|Deng, Qiji -|
|Song, Minxun -|
|Demers, Andrew -|
|Weng, Yuejin -|
|Lu, Wuxun -|
|Wang, Dan -|
|Kaushik, Radhey -|
|Li, Feng -|
Submitted to: Virus Research
Publication Type: Peer Reviewed Journal
Publication Acceptance Date: May 16, 2012
Publication Date: August 1, 2012
Citation: Deng, Q., Song, M., Demers, A., Weng, Y., Lu, W., Wang, D., Kaushik, R.S., Yu, Q., Li, F. 2012. Biochemical characterization of the small hydrophobic protein of avian metapneumovirus. Virus Research. 167:297-301. Interpretive Summary: Avian metapneumovirus (aMPV), previously known as turkey rhinotracheitis virus or avian pneumovirus, is a paramyxovirus that causes acute respiratory disease in turkeys and has recently emerged as a major economic problem for the world-wide poultry industry. Like some of paramyxoviruses, aMPV has a membrane-associate small hydrophobic protein (SH). Sequence analyses have shown that SH proteins among the different paramyxoviruses vary significantly in size as well as the primary sequence. However, little is known about the function of the SH protein in virus pathogenesis. In the present study, we characterized aMPV SH protein with respect to its biological properties. We showed that the aMPV SH protein is modified by N-linked sugars and can be released into the extracellular environment. Furthermore, we demonstrated that sugar linked aMPV SH proteins form homodimers through cysteine-mediated disulfide bonds, which has not been reported previously for the SH proteins of paramyxoviruses. Taken together, our study has demonstrated some important biochemical properties of metapneumovirus SH protein and represents the first step toward defining the role of SH protein in metapneumovirus replication and pathogenesis.
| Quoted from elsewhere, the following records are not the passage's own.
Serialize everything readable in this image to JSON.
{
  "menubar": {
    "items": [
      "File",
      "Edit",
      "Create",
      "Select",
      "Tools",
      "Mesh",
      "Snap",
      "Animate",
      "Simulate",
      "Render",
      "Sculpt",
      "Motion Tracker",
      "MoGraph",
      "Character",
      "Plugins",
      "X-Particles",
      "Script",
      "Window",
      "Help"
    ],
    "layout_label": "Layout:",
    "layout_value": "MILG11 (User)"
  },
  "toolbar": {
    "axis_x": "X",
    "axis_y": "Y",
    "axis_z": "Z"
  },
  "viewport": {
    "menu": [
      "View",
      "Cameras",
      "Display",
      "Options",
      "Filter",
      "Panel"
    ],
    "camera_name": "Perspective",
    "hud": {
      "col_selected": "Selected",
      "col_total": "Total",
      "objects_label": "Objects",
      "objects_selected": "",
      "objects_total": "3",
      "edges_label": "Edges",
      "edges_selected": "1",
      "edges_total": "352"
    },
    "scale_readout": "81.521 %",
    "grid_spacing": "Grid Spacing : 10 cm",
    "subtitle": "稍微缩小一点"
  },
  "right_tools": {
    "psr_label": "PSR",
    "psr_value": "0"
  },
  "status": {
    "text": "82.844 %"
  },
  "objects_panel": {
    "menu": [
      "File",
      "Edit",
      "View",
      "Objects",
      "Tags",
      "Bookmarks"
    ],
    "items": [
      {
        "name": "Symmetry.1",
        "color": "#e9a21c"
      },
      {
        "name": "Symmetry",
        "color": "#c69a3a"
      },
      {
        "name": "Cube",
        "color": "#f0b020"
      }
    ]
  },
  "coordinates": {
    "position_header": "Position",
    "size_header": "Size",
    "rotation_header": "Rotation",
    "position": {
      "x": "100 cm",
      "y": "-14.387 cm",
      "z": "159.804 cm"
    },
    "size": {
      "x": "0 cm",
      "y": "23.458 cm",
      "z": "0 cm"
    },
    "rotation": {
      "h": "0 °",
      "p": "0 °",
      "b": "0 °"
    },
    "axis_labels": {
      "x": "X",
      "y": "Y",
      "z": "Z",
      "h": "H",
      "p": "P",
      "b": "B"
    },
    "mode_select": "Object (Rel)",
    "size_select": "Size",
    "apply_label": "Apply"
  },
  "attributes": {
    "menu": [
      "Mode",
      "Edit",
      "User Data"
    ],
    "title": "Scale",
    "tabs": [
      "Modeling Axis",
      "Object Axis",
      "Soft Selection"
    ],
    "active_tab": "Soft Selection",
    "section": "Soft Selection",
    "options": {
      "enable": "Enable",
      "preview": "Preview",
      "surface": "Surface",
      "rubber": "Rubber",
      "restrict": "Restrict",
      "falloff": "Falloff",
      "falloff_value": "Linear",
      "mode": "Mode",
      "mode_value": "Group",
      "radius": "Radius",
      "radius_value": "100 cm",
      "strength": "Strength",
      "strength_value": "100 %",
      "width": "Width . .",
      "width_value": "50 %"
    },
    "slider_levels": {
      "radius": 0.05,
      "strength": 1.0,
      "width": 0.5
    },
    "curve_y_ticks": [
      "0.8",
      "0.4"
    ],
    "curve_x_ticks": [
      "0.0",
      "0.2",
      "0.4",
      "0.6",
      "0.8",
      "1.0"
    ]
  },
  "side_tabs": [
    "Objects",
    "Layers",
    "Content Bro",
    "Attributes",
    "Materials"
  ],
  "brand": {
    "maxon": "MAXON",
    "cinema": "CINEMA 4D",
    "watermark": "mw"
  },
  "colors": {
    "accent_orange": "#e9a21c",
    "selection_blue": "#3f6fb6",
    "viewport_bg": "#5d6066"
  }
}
Technical Abstract: Avian metapneumovirus (aMPV) is a paramyxovirus that has three membrane-associate proteins: glycoprotein (G), fusion (F), and small hydrophobic (SH) proteins. Among them, the SH protein is a small type II integral membrane protein that is incorporated into virions and is only present in certain paramyxoviruses. In the present study, we showed that the aMPV SH protein is modified by N-linked glycans and can be released into the extracellular environment. Furthermore, we demonstrated that glycosylated aMPV SH proteins form homodimers through cysteine-mediated disulfide bonds, which has not been reported previously for the SH proteins of paramyxoviruses.